Method of anticoagulation in patients with AF and ATTR-CA
| Method of anticoagulation | Number of patients (n=217) |
|---|---|
| Warfarin | 78 (35.9%) |
| NOAC | 116 (53.5%) |
| Dabigatran | 10 (4.6%) |
| Rivoraxaban | 45 (20.7%) |
| Apixaban | 60 (27.6%) |
| Warfarin switched to NOAC | 4 (1.8%) |
| No anticoagulation | 21 (9.7%) |
| Patient declined | 3 (1.4%) |
| Adverse event with anticoagulation | 3 (1.4%) |
| End of life / hospice | 2 (0.9%) |
| Peri transplant | 3 (1.4%) |
| Unknown | 10 (4.6%) |
The time to combined primary outcome of thromboembolism, major bleed, or death did not differ between patients on warfarin and patients on NOACs (p=0.35, Figure 1). Of primary events, 112 (38%) subjects experienced a stroke (n=9), TIA (n=8), major bleed (n = 21), and/or death (n=99). There were 17 embolic events in 15 patients; two patients had both a stroke and TIA. All thromboembolic events occurred in patients who had or developed AF compared with 0 patients in the group without AF (p = 0.01). Of patients treated with warfarin, six patients had an embolic event (five with stroke) for an event rate of 2.9 per 100 person years compared with eight patients treated with NOACs (three with stroke) for an event rate of 3.9 per 100 person years (p= 0.74). One patient with AF was not receiving anticoagulation at the time of the embolic event for an event rate of 1.9 per 100 person years.
Figure 1:
Time to event analysis of primary outcome including stroke, TIA, major bleed, or death in Patients with ATTR-CA and AF treated with warfarin compared with ATTR-CA and AF treated with NOACs. This Kaplan-Meier curve demonstrates the freedom from primary outcome comparing patients treated with warfarin with patients treated with NOACs (p=0.35).

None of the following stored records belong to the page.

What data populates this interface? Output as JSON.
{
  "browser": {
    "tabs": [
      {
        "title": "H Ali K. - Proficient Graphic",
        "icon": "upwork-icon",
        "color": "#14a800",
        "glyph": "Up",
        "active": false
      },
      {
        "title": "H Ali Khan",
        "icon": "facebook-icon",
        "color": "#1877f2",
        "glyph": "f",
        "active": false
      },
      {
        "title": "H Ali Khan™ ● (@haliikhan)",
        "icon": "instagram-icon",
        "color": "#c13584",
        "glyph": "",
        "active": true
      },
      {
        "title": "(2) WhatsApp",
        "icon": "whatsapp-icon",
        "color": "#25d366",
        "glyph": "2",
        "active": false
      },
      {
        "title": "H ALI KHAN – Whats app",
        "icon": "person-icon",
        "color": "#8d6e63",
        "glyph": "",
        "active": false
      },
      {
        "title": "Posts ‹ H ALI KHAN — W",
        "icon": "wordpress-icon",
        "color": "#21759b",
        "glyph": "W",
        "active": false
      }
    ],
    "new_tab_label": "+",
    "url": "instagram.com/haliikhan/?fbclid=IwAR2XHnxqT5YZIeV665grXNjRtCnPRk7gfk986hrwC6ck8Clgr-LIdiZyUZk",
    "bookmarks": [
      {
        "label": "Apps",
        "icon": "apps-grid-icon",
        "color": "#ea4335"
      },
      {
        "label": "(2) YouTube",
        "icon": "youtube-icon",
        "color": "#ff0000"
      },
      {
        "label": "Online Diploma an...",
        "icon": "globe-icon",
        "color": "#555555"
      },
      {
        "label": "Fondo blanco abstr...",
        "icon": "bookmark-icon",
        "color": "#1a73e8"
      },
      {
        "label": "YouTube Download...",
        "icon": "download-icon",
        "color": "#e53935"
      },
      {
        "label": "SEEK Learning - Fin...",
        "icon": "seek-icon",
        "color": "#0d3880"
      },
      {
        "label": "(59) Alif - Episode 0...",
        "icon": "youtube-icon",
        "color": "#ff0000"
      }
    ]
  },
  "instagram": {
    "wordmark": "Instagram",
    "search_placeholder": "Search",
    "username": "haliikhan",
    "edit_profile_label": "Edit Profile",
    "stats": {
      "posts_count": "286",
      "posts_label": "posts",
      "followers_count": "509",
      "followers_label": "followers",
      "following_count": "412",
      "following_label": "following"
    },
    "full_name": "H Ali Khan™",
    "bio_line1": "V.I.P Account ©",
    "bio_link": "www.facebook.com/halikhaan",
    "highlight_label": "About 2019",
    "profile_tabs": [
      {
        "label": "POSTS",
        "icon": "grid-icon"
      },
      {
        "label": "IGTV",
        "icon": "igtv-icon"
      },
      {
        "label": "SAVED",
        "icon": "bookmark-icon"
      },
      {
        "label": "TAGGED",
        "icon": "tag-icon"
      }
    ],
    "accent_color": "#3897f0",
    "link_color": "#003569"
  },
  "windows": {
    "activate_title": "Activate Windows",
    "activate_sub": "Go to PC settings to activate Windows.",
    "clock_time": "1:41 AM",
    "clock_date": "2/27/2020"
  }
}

There were 21 patients who had a major bleed while on anticoagulation. Of patients who were treated with warfarin, nine patients had a major bleed for an event rate of 3.74 per 100 person years compared with 12 patients treated with NOACs for an event rate of 5.21 per 100 person years (p= 0.45). Of the 78 patients treated with warfarin, 48 patients had data available for INRs and 87.5% of these patients had a labile INR. All patients on warfarin with a stroke or TIA (n=15) had labile INRs while no patients with consistent INRs in normal range had a stroke / TIA. Additionally, there were nine patients with a major bleed, and all nine had a labile INR compared to zero patients with a major bleed in the group with INRs in normal range.
Discussion
This study examined anticoagulation patterns and outcomes in patients with AF and ATTR-CA. ATTR-CA frequently presents with AF, and our study confirmed that 74% of patients in this group had or developed AF. Additionally, this study found no difference in combined outcome of stroke, TIA, major bleeding, or death in patients with ATTR-CA and AF treated with warfarin versus NOACs.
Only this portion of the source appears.